Personally, I’ve been having good luck with Pangolin, but I have several services that I expose via different subdomains.
- Comment on Self-hosted voice assistant with mobile app 1 month ago:
You have to run an LLM of your own and link it, if you want quality even close to approaching Google, but the Home Assistant with the Nabu Casa “Home Assistant Voice Preview Edition” speakers are working well enough for me. I don’t use it for much beyond controlling my home automation components, though. But it’s still very early tech anf it doesn’t understand all that much unless you add a lot of your own configurations. I eventually plan to add an LLM, but even just running on the home assistant yellow hardware with a raspberry pi compute module 5 works ok for the basics though there is a slight delay.
I haven’t tried, but Nabu Casa also offers a subscription service for the voice processing if you want something more robust and can’t host your own LLM, but thst means sending your data out, even if they have good privacy policies, which I’m not interested in, because while I somewhat trust Nabu Casa’s current business model and policies, being hosted in the US means it’s susceptible to the current regime’s police-state policies.
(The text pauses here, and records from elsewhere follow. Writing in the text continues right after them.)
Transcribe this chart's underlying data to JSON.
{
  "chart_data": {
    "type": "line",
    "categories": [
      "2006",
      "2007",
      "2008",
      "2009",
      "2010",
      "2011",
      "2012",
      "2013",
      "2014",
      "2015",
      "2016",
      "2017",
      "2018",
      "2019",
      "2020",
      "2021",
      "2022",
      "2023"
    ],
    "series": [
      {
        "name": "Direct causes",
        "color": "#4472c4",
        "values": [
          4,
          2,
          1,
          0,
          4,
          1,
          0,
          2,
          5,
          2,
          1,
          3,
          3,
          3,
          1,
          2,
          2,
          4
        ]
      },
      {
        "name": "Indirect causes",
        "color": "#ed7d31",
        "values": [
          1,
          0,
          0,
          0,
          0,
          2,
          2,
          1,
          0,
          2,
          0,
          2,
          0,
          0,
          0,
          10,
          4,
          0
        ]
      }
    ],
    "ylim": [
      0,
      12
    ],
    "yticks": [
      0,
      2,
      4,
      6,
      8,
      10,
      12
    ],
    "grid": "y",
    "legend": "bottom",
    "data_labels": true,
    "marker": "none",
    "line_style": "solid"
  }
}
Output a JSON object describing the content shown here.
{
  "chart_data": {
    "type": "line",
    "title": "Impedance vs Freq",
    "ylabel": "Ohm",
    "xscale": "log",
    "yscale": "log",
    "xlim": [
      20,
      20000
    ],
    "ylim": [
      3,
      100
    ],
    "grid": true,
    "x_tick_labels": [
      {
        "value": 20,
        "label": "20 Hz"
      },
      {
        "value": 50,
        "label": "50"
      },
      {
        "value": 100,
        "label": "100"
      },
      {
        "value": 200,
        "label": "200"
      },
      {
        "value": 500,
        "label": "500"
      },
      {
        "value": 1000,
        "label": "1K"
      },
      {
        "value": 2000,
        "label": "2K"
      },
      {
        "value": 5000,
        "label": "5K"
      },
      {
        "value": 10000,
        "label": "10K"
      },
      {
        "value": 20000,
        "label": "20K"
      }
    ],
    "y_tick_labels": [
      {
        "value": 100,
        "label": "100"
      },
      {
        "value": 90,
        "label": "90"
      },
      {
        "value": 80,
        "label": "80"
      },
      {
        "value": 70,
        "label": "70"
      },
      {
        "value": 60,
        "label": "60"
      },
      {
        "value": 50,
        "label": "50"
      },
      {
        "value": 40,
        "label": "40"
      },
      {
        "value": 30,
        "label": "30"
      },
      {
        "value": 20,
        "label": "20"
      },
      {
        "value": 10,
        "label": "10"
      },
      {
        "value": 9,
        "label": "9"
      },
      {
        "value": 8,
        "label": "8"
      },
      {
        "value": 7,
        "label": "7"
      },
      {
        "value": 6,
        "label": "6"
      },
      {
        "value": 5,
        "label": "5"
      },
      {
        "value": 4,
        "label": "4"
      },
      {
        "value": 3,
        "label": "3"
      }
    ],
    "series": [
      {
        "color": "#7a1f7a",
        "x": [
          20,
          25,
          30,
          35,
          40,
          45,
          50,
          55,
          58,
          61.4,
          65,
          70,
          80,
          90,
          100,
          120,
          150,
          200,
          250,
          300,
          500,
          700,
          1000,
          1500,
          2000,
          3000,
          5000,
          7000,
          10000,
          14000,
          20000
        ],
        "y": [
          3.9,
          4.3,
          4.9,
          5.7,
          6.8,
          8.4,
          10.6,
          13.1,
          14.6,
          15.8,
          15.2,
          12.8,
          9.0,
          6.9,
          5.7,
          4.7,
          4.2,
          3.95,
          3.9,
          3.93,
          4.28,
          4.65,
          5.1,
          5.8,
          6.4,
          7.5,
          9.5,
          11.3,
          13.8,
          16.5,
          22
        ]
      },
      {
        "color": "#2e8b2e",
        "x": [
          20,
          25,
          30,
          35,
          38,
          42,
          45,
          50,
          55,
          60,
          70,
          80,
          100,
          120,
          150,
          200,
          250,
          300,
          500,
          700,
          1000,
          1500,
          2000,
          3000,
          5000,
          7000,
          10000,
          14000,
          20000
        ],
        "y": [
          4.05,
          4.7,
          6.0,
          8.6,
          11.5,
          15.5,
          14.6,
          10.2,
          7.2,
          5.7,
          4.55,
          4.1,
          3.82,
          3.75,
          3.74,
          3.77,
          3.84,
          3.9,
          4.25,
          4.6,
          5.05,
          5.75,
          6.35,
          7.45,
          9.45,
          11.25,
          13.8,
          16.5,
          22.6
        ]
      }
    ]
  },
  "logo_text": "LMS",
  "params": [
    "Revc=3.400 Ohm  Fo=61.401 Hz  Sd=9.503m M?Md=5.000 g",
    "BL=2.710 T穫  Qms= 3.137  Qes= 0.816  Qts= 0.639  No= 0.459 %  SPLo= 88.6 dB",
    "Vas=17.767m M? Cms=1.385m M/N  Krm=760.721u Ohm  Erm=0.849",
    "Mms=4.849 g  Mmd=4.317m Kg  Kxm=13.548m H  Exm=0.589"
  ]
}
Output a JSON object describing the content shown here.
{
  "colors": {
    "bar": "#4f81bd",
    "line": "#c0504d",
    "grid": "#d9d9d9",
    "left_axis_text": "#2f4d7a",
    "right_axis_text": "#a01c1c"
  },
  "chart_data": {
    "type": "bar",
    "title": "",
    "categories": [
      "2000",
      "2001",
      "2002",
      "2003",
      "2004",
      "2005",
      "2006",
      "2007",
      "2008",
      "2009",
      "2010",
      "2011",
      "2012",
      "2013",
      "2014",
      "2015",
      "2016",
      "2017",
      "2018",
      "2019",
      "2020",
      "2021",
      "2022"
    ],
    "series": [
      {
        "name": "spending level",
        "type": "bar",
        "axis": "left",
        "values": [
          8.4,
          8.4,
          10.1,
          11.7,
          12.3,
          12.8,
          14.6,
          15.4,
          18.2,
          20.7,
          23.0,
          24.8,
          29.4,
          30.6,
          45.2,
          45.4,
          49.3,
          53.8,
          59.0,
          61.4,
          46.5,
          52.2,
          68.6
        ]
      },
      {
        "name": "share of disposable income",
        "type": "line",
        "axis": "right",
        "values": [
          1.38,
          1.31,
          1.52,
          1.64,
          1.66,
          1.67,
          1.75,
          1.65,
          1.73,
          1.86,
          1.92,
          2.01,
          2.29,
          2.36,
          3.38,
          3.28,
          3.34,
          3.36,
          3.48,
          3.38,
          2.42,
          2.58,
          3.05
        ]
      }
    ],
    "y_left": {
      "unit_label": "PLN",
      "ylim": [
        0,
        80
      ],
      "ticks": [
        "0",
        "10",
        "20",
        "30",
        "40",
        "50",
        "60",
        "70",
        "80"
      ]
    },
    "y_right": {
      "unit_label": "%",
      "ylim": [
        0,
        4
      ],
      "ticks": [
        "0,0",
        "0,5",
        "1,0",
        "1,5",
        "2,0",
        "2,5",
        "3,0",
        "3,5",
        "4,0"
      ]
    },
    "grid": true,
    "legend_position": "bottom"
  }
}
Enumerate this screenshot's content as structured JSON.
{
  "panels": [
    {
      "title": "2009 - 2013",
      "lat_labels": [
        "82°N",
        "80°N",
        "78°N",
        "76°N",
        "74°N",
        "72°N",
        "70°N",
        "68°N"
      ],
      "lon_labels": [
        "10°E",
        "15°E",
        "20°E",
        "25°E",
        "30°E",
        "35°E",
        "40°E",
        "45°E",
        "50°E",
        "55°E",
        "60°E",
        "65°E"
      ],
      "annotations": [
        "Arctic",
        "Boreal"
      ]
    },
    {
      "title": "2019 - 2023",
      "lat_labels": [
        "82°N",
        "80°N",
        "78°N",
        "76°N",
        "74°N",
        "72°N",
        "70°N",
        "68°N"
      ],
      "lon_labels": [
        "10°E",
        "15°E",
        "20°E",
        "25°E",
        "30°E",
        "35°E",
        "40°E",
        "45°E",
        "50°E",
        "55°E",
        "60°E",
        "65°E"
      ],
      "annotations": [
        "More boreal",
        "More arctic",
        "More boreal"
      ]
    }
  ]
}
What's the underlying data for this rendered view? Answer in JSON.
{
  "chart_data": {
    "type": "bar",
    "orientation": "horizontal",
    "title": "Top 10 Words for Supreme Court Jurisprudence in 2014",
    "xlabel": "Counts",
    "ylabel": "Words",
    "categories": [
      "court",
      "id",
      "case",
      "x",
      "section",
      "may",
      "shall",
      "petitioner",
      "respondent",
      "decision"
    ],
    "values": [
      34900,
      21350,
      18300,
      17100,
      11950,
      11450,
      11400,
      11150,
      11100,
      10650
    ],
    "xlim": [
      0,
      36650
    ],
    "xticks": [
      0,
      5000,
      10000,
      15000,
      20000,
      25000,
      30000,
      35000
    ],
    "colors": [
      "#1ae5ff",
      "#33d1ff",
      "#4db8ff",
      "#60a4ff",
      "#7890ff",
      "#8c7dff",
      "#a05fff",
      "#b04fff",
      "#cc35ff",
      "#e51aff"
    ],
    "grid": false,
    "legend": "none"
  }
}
I’m waiting for hardware costs to recover from the AI bubble to self host an LLM, personally.
- Comment on You NEED To Selfhost 1 month ago:
Yeah, the issue is that it drove up the price to justify price-gouging even though it’s likely these won’t actually get purchased. They shouldn’t reserve nearly all of their product for pending transactions. They should fulfill actual demand before theoretical ones. This is clearly only possible because of the industry consolidation into essentially a monopoly. If they still had real competitors, they’d have to actually sell for a fair price and they’d be concerned that they likely won’t get paid for these “reservations”.
- Comment on You NEED To Selfhost 1 month ago:
Yep, Western Digital said they were sold out of drives for all of 2026. Since 2026 is just starting, they haven’t actually produced those drives or gotten actual money for them.
Hopefully the bubble pops soon, though I hate that Americans’ 401Ks and IRAs will take the brunt of the “losses” when it does.
- Comment on SSH Client for Linux Desktop and Android - Alternative to Termius 1 month ago:
The primary issue is I don’t always access devices from only those 3 systems. If I’m traveling or I wipe my device or get a new one, I would have to add the new key to many servers as authorized keys, and I’d need to have password access enabled in order to add the keys in the first place. Also, I want a key backed up in case of disaster since all of my devices are in my home most of the time. A few people use these systems, but only I maintain them.